DYOR your launch partners, trust is not enough
BABs’ Take on $LIBRA
Crypto runs on trust. Really. Not the old-world kind backed by banks and governments, but trust in builders, the code, and the community. The damage goes beyond a single rug pull when that trust is shattered, as we saw with $LIBRA over the weekend. It weakens the entire ecosystem and signals to serious investors that this space is still the Wild West, where insiders can milk the system while everyone else gets left holding worthless bags.
Once trust is gone, good luck bringing it back.

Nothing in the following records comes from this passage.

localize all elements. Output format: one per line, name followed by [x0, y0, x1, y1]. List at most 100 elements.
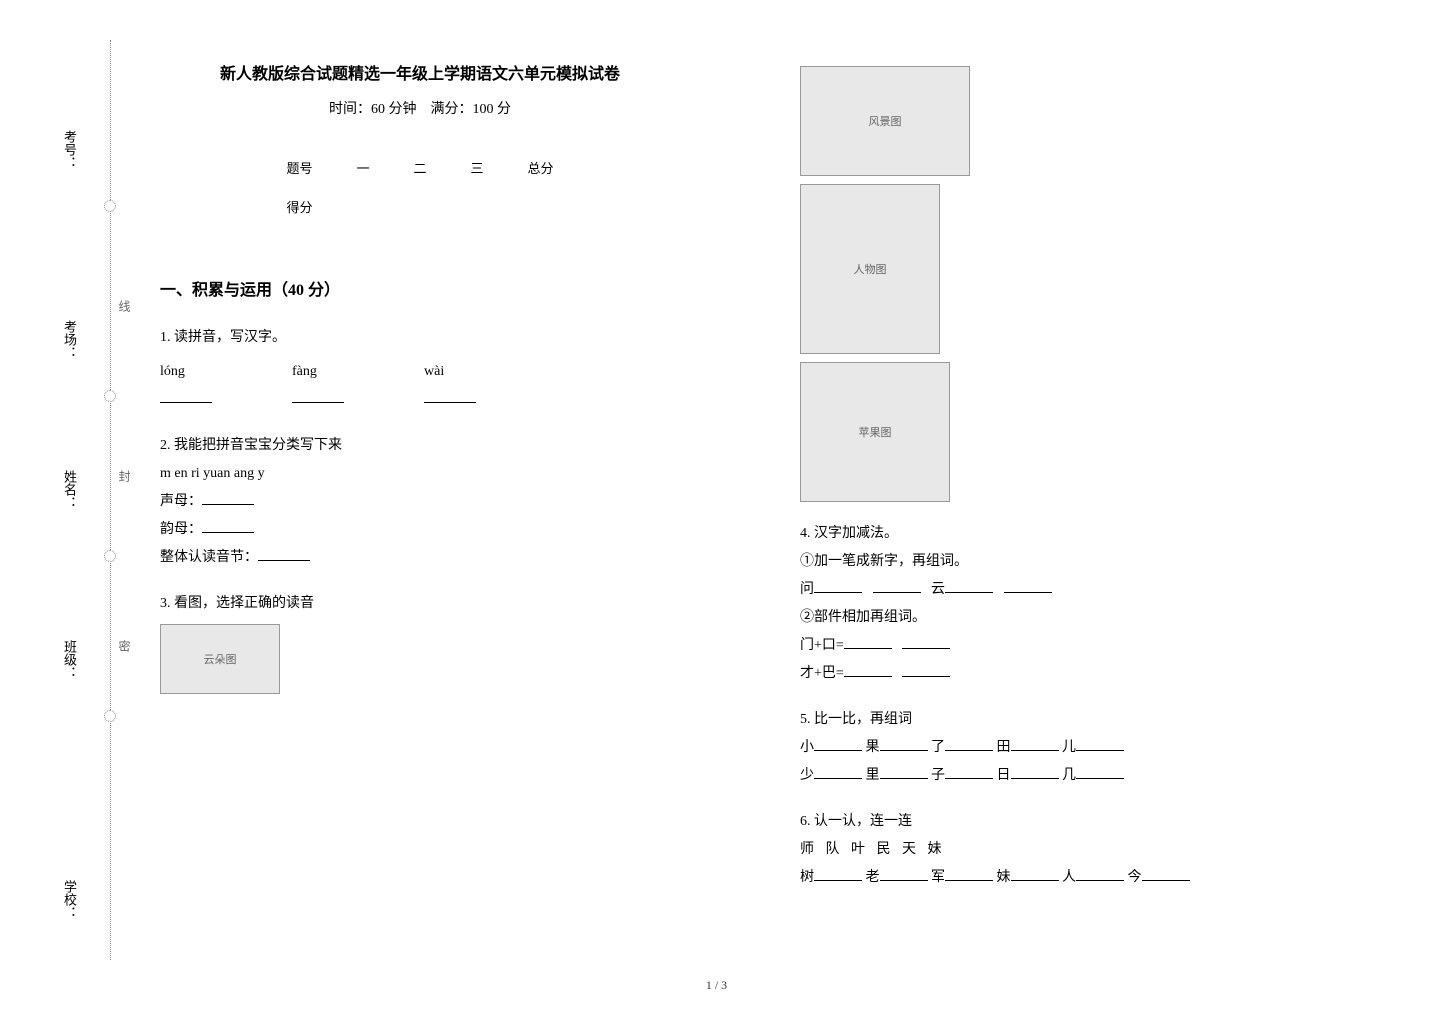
- score-header-cell: 总分: [506, 148, 576, 187]
- compare-char: 日: [997, 768, 1011, 783]
- q4-expr: 才+巴=: [800, 666, 844, 681]
- binding-circle: [104, 200, 116, 212]
- answer-blank[interactable]: [880, 867, 928, 881]
- answer-blank[interactable]: [1142, 867, 1190, 881]
- q2-row-label: 整体认读音节：: [160, 550, 258, 565]
- time-limit: 时间：60 分钟: [329, 102, 417, 117]
- answer-blank[interactable]: [160, 389, 212, 403]
- q1-pinyin-row: lóng fàng wài: [160, 358, 680, 414]
- q6-chars: 师 队 叶 民 天 妹: [800, 836, 1320, 864]
- answer-blank[interactable]: [945, 765, 993, 779]
- binding-circle: [104, 390, 116, 402]
- compare-char: 里: [866, 768, 880, 783]
- left-column: 新人教版综合试题精选一年级上学期语文六单元模拟试卷 时间：60 分钟 满分：10…: [160, 60, 720, 960]
- answer-blank[interactable]: [873, 579, 921, 593]
- question-4: 4. 汉字加减法。 ①加一笔成新字，再组词。 问 云 ②部件相加再组词。 门+口…: [800, 520, 1320, 688]
- q4-label: 4. 汉字加减法。: [800, 520, 1320, 548]
- answer-blank[interactable]: [880, 737, 928, 751]
- binding-label: 考场：: [60, 320, 79, 359]
- score-header-cell: 一: [334, 148, 391, 187]
- q1-pinyin: fàng: [292, 358, 344, 386]
- binding-dotted-line: [110, 40, 111, 960]
- exam-subtitle: 时间：60 分钟 满分：100 分: [160, 98, 680, 118]
- binding-label: 姓名：: [60, 470, 79, 509]
- binding-circle: [104, 550, 116, 562]
- right-column: 风景图 人物图 苹果图 4. 汉字加减法。 ①加一笔成新字，再组词。 问 云 ②…: [800, 60, 1360, 960]
- answer-blank[interactable]: [945, 579, 993, 593]
- compare-char: 田: [997, 740, 1011, 755]
- answer-blank[interactable]: [902, 635, 950, 649]
- q6-label: 6. 认一认，连一连: [800, 808, 1320, 836]
- q3-image-cloud: 云朵图: [160, 624, 280, 694]
- answer-blank[interactable]: [292, 389, 344, 403]
- question-3: 3. 看图，选择正确的读音 云朵图: [160, 590, 680, 694]
- compare-char: 子: [931, 768, 945, 783]
- answer-blank[interactable]: [202, 519, 254, 533]
- question-6: 6. 认一认，连一连 师 队 叶 民 天 妹 树 老 军 妹 人 今: [800, 808, 1320, 892]
- answer-blank[interactable]: [814, 765, 862, 779]
- question-5: 5. 比一比，再组词 小 果 了 田 儿 少 里 子 日 几: [800, 706, 1320, 790]
- compare-char: 了: [931, 740, 945, 755]
- answer-blank[interactable]: [1011, 867, 1059, 881]
- compare-char: 几: [1062, 768, 1076, 783]
- page-content: 新人教版综合试题精选一年级上学期语文六单元模拟试卷 时间：60 分钟 满分：10…: [160, 60, 1400, 960]
- answer-blank[interactable]: [1076, 867, 1124, 881]
- binding-circle: [104, 710, 116, 722]
- q3-label: 3. 看图，选择正确的读音: [160, 590, 680, 618]
- question-1: 1. 读拼音，写汉字。 lóng fàng wài: [160, 324, 680, 414]
- binding-seal-char: 线: [116, 300, 133, 312]
- compare-char: 儿: [1062, 740, 1076, 755]
- q3-image-apple: 苹果图: [800, 362, 950, 502]
- answer-blank[interactable]: [258, 547, 310, 561]
- q2-row-label: 韵母：: [160, 522, 202, 537]
- compare-char: 人: [1062, 870, 1076, 885]
- binding-seal-char: 封: [116, 470, 133, 482]
- compare-char: 果: [866, 740, 880, 755]
- q4-sub2: ②部件相加再组词。: [800, 604, 1320, 632]
- q3-image-person: 人物图: [800, 184, 940, 354]
- answer-blank[interactable]: [814, 737, 862, 751]
- answer-blank[interactable]: [424, 389, 476, 403]
- q1-label: 1. 读拼音，写汉字。: [160, 324, 680, 352]
- answer-blank[interactable]: [945, 737, 993, 751]
- score-value-row: 得分: [264, 187, 575, 226]
- answer-blank[interactable]: [844, 663, 892, 677]
- binding-strip: 考号：考场：姓名：班级：学校：线封密: [40, 0, 140, 1011]
- section-1-heading: 一、积累与运用（40 分）: [160, 276, 680, 300]
- answer-blank[interactable]: [202, 491, 254, 505]
- full-score: 满分：100 分: [431, 102, 512, 117]
- answer-blank[interactable]: [945, 867, 993, 881]
- answer-blank[interactable]: [1076, 765, 1124, 779]
- q5-label: 5. 比一比，再组词: [800, 706, 1320, 734]
- answer-blank[interactable]: [814, 867, 862, 881]
- binding-label: 班级：: [60, 640, 79, 679]
- answer-blank[interactable]: [880, 765, 928, 779]
- score-table: 题号 一 二 三 总分 得分: [264, 148, 575, 226]
- exam-title: 新人教版综合试题精选一年级上学期语文六单元模拟试卷: [160, 60, 680, 84]
- binding-label: 学校：: [60, 880, 79, 919]
- answer-blank[interactable]: [814, 579, 862, 593]
- compare-char: 树: [800, 870, 814, 885]
- score-row-label: 得分: [264, 187, 334, 226]
- q2-pinyin-list: m en ri yuan ang y: [160, 460, 680, 488]
- compare-char: 少: [800, 768, 814, 783]
- q4-char: 问: [800, 582, 814, 597]
- score-header-cell: 三: [449, 148, 506, 187]
- binding-seal-char: 密: [116, 640, 133, 652]
- answer-blank[interactable]: [1004, 579, 1052, 593]
- compare-char: 小: [800, 740, 814, 755]
- answer-blank[interactable]: [844, 635, 892, 649]
- q2-row-label: 声母：: [160, 494, 202, 509]
- q3-image-stack: 风景图 人物图 苹果图: [800, 66, 1320, 502]
- page-number: 1 / 3: [706, 978, 727, 993]
- answer-blank[interactable]: [1011, 737, 1059, 751]
- q4-expr: 门+口=: [800, 638, 844, 653]
- answer-blank[interactable]: [1076, 737, 1124, 751]
- compare-char: 今: [1128, 870, 1142, 885]
- question-2: 2. 我能把拼音宝宝分类写下来 m en ri yuan ang y 声母： 韵…: [160, 432, 680, 572]
- compare-char: 老: [866, 870, 880, 885]
- q1-pinyin: wài: [424, 358, 476, 386]
- answer-blank[interactable]: [902, 663, 950, 677]
- score-header-cell: 题号: [264, 148, 334, 187]
- answer-blank[interactable]: [1011, 765, 1059, 779]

For marketers and KOLs, trust is your currency. Promote the wrong project, and it won’t just be your audience that gets rekt; you will, too. Your reputation is your leverage; if you sell it out for quick gains, you won’t have a career for long.
Let’s break down the $LIBRA’s mess:
- Rapid Surge and Collapse: After promotion by a high-profile figure, $LIBRA’s value skyrocketed to a market cap of $4.5 billion, only to plummet by 95% within hours, erasing billions in investor funds.

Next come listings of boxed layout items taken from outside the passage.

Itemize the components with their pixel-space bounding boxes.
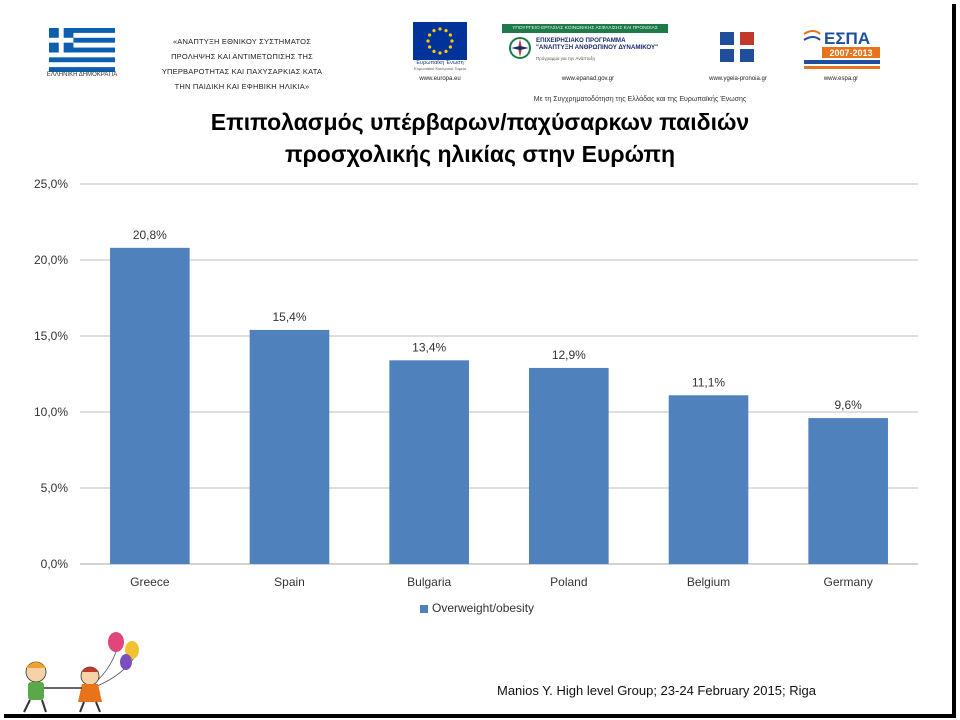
y-tick-label: 20,0% xyxy=(34,253,68,267)
bar-spain xyxy=(249,329,330,564)
x-tick-label: Belgium xyxy=(687,575,730,589)
health-ministry-logo-icon xyxy=(718,30,758,64)
children-with-balloons-illustration xyxy=(23,632,139,713)
data-label: 12,9% xyxy=(552,348,586,362)
eu-star xyxy=(426,39,430,43)
eu-url: www.europa.eu xyxy=(419,76,461,82)
espa-logo-icon: ΕΣΠΑ 2007-2013 xyxy=(803,29,880,69)
ep-program-label: ΕΠΙΧΕΙΡΗΣΙΑΚΟ ΠΡΟΓΡΑΜΜΑ xyxy=(536,37,626,44)
eu-star xyxy=(428,33,432,37)
cofunding-note: Με τη Συγχρηματοδότηση της Ελλάδας και τ… xyxy=(533,96,747,103)
slide-title-line: προσχολικής ηλικίας στην Ευρώπη xyxy=(284,141,676,167)
compass-icon xyxy=(509,37,531,59)
eu-flag-icon xyxy=(413,22,467,60)
espa-years-text: 2007-2013 xyxy=(829,48,872,58)
ep-ministry-banner: ΥΠΟΥΡΓΕΙΟ ΕΡΓΑΣΙΑΣ ΚΟΙΝΩΝΙΚΗΣ ΑΣΦΑΛΙΣΗΣ … xyxy=(502,24,668,33)
bar-greece xyxy=(110,247,190,564)
program-title: «ΑΝΑΠΤΥΞΗ ΕΘΝΙΚΟΥ ΣΥΣΤΗΜΑΤΟΣ ΠΡΟΛΗΨΗΣ ΚΑ… xyxy=(142,34,342,94)
ep-program-name: "ΑΝΑΠΤΥΞΗ ΑΝΘΡΩΠΙΝΟΥ ΔΥΝΑΜΙΚΟΥ" xyxy=(536,44,659,51)
slide-frame xyxy=(4,4,956,718)
data-label: 20,8% xyxy=(133,228,167,242)
source-citation: Manios Y. High level Group; 23-24 Februa… xyxy=(497,683,816,698)
eu-star xyxy=(438,27,442,31)
program-title-line: «ΑΝΑΠΤΥΞΗ ΕΘΝΙΚΟΥ ΣΥΣΤΗΜΑΤΟΣ xyxy=(172,37,312,46)
legend-label: Overweight/obesity xyxy=(432,601,535,615)
y-tick-label: 10,0% xyxy=(34,405,68,419)
legend-swatch xyxy=(420,605,428,613)
bar-bulgaria xyxy=(389,360,469,564)
eu-star xyxy=(438,51,442,55)
ep-url: www.epanad.gov.gr xyxy=(561,76,615,82)
greek-flag-icon xyxy=(49,28,115,72)
eu-star xyxy=(432,49,436,53)
bar-chart: 0,0% 5,0% 10,0% 15,0% 20,0% 25,0% 20,8% Greece 1… xyxy=(34,177,918,589)
eu-star xyxy=(428,45,432,49)
y-tick-label: 0,0% xyxy=(41,557,69,571)
data-label: 9,6% xyxy=(834,398,862,412)
eu-label: Ευρωπαϊκή Ένωση Ευρωπαϊκό Κοινωνικό Ταμε… xyxy=(406,60,474,72)
eu-star xyxy=(432,29,436,33)
bar-germany xyxy=(808,418,888,564)
program-title-line: ΤΗΝ ΠΑΙΔΙΚΗ ΚΑΙ ΕΦΗΒΙΚΗ ΗΛΙΚΙΑ» xyxy=(174,82,310,91)
program-title-line: ΥΠΕΡΒΑΡΟΤΗΤΑΣ ΚΑΙ ΠΑΧΥΣΑΡΚΙΑΣ ΚΑΤΑ xyxy=(161,67,323,76)
data-label: 15,4% xyxy=(272,310,306,324)
x-tick-label: Spain xyxy=(274,575,305,589)
data-label: 13,4% xyxy=(412,340,446,354)
header-logos: ΕΛΛΗΝΙΚΗ ΔΗΜΟΚΡΑΤΙΑ «ΑΝΑΠΤΥΞΗ ΕΘΝΙΚΟΥ ΣΥ… xyxy=(0,0,960,110)
x-tick-label: Poland xyxy=(550,575,587,589)
y-tick-label: 15,0% xyxy=(34,329,68,343)
y-tick-label: 5,0% xyxy=(41,481,69,495)
x-tick-label: Greece xyxy=(130,575,170,589)
slide-title-line: Επιπολασμός υπέρβαρων/παχύσαρκων παιδιών xyxy=(210,109,750,135)
eu-star xyxy=(444,49,448,53)
bar-belgium xyxy=(668,395,749,564)
greek-republic-label: ΕΛΛΗΝΙΚΗ ΔΗΜΟΚΡΑΤΙΑ xyxy=(46,72,118,78)
eu-star xyxy=(444,29,448,33)
espa-url: www.espa.gr xyxy=(823,76,859,82)
x-tick-label: Bulgaria xyxy=(407,575,451,589)
health-url: www.ygeia-pronoia.gr xyxy=(709,76,767,82)
eu-sublabel-text: Ευρωπαϊκό Κοινωνικό Ταμείο xyxy=(414,66,466,71)
ep-sub: Πρόγραμμα για την Ανάπτυξη xyxy=(536,56,596,61)
espa-title-text: ΕΣΠΑ xyxy=(824,29,870,48)
ep-program-text: ΕΠΙΧΕΙΡΗΣΙΑΚΟ ΠΡΟΓΡΑΜΜΑ "ΑΝΑΠΤΥΞΗ ΑΝΘΡΩΠ… xyxy=(536,37,672,51)
y-tick-label: 25,0% xyxy=(34,177,68,191)
slide-title: Επιπολασμός υπέρβαρων/παχύσαρκων παιδιών… xyxy=(100,106,860,170)
data-label: 11,1% xyxy=(692,375,725,389)
bar-poland xyxy=(529,367,609,564)
eu-star xyxy=(448,33,452,37)
eu-star xyxy=(448,45,452,49)
eu-label-text: Ευρωπαϊκή Ένωση xyxy=(416,60,464,66)
x-tick-label: Germany xyxy=(823,575,872,589)
program-title-line: ΠΡΟΛΗΨΗΣ ΚΑΙ ΑΝΤΙΜΕΤΩΠΙΣΗΣ ΤΗΣ xyxy=(171,52,313,61)
eu-star xyxy=(450,39,454,43)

- Insider Manipulation: Investigations revealed that a single wallet, 0xcEA, was linked to multiple memecoin scams, including $LIBRA. This wallet engaged in “sniping” tactics, buying large quantities of tokens at launch and dumping them for massive profits, leaving retail investors with heavy losses.

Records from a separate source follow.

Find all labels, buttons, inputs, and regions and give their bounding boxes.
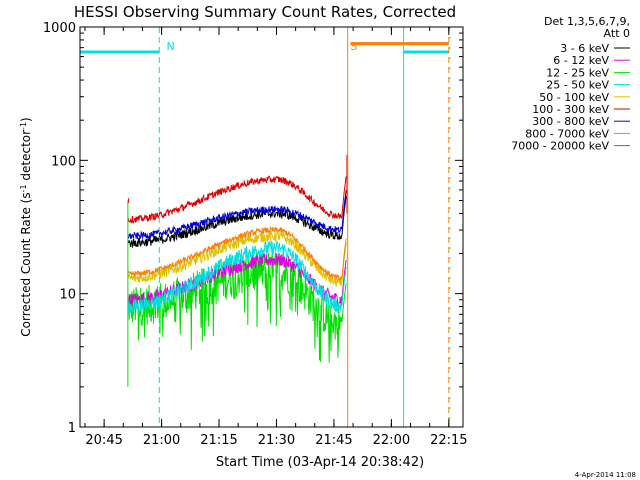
x-tick-label: 20:45 xyxy=(85,433,122,448)
legend-label: 50 - 100 keV xyxy=(539,91,609,104)
legend-label: 300 - 800 keV xyxy=(532,115,609,128)
x-tick-label: 21:15 xyxy=(200,433,237,448)
x-axis: 20:45 21:00 21:15 21:30 21:45 22:00 22:15 xyxy=(84,27,468,448)
legend-label: 3 - 6 keV xyxy=(560,42,609,55)
x-axis-label: Start Time (03-Apr-14 20:38:42) xyxy=(216,455,424,470)
legend-header-line1: Det 1,3,5,6,7,9, xyxy=(544,15,630,28)
orbit-annotation: N xyxy=(166,40,174,53)
series-line xyxy=(127,239,347,315)
y-tick-label: 100 xyxy=(51,154,76,169)
plot-frame xyxy=(79,26,464,428)
series-line xyxy=(127,225,347,282)
series-line xyxy=(127,190,347,241)
series-line xyxy=(127,175,347,224)
x-tick-label: 21:00 xyxy=(143,433,180,448)
legend-label: 12 - 25 keV xyxy=(546,66,609,79)
orbit-annotation: S xyxy=(350,40,357,53)
y-axis-label: Corrected Count Rate (s-1 detector-1) xyxy=(19,117,34,336)
legend-header-line2: Att 0 xyxy=(604,27,630,40)
legend-label: 100 - 300 keV xyxy=(532,103,609,116)
chart-title: HESSI Observing Summary Count Rates, Cor… xyxy=(74,3,456,21)
x-tick-label: 22:00 xyxy=(373,433,410,448)
orbit-bars-layer xyxy=(80,27,451,427)
y-tick-label: 1000 xyxy=(43,21,76,36)
legend-label: 7000 - 20000 keV xyxy=(511,140,609,153)
y-tick-label: 10 xyxy=(59,288,76,303)
legend-label: 25 - 50 keV xyxy=(546,79,609,92)
x-tick-label: 22:15 xyxy=(430,433,467,448)
legend-label: 800 - 7000 keV xyxy=(525,127,609,140)
series-layer xyxy=(127,154,348,387)
series-line xyxy=(127,196,347,249)
y-axis: 1 10 100 1000 xyxy=(43,21,463,436)
footer-timestamp: 4-Apr-2014 11:08 xyxy=(575,471,636,479)
x-tick-label: 21:30 xyxy=(258,433,295,448)
legend-label: 6 - 12 keV xyxy=(553,54,609,67)
y-tick-label: 1 xyxy=(68,421,76,436)
x-tick-label: 21:45 xyxy=(315,433,352,448)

- Concentrated Holdings: On-chain analysis showed that a few insiders controlled 82% of the token supply, indicating a premeditated plan to manipulate the market.
- Massive Financial Losses: The orchestrators withdrew $87 million from liquidity pools, and insiders cashed out an additional $107 million, leading to a total of $194 million siphoned from unsuspecting investors.
DYOR or Get Wrecked
If there’s one lesson to take away from the $LIBRA mess, it’s this: Do Your Own Research (DYOR) or prepare to get rekt. The space rewards those who know what they’re doing and punishes those who don’t. But DYOR isn’t just about checking a whitepaper or glancing at a few tweets. It’s about digging deep, understanding the people behind the project, questioning everything, and verifying claims before putting your money — or your reputation — on the line if they ask you to promote it.
If you’re a marketer, KOL, or business in crypto, DYOR isn’t optional. It’s survival.
Here’s how to do it:
- Know the team. If a project is being pushed by anonymous developers with zero verifiable track record, that’s a major red flag. Good projects are built by people willing to stand behind their work.
- Follow the money. Who’s backing it? Who’s profiting the most? Are insiders getting allocations that let them dump on retail? If something seems too good to be true, it probably is.
- Check liquidity and tokenomics. If 82% of the supply is sitting in a few wallets, you’re not in a community-driven project; you’re in someone’s exit liquidity plan.
- Look at incentives. Are they building for long-term value, or does the entire model rely on hype and momentum to keep the price up? Sustainable projects think beyond the next pump.
- See who’s promoting it. If a bunch of paid influencers are shilling it without real conviction, it’s probably another cash grab.
If you’re getting paid to promote something, you better ensure it’s legit. Because when the rug gets pulled, no one will remember the project’s name; they’ll remember yours.
This is The Way: Accountability
Crypto is at a crossroads. Either it evolves into something sustainable or remains a playground for pump-and-dumpers. If we want the former, we must demand accountability from everyone, including marketers and KOLs.
Some solutions:
- More transparency. If a project doesn’t have clear tokenomics and team disclosures, don’t touch it. If they don’t show you everything up front, assume they’re hiding something.
- Better industry standards. If major players hold bad actors accountable, the industry will clean itself up faster. The more we let bad actors slide, the more they’ll keep playing the same game.
- More scrutiny on paid promotions. KOLs who take money to shill scams should be called out. There should be no more free passes. Your audience trusts you; if you sell them out, that’s on you.
- Push for actual innovation. Memecoins and hype projects are fun, but if we want this space to last, we must focus on real-world use cases, better infrastructure, and sustainable business models.
Crypto doesn’t have to be a grift. But if these insider games keep happening, that’s all it will ever be.
In the end, $LIBRA barely gained traction in some regions because people smelled the scam early. That should tell you something: Trust is hard to build and easy to destroy. If crypto is ever going to grow up, it needs fewer games and more accountability.
And at BABs, we’re here to make sure that happens.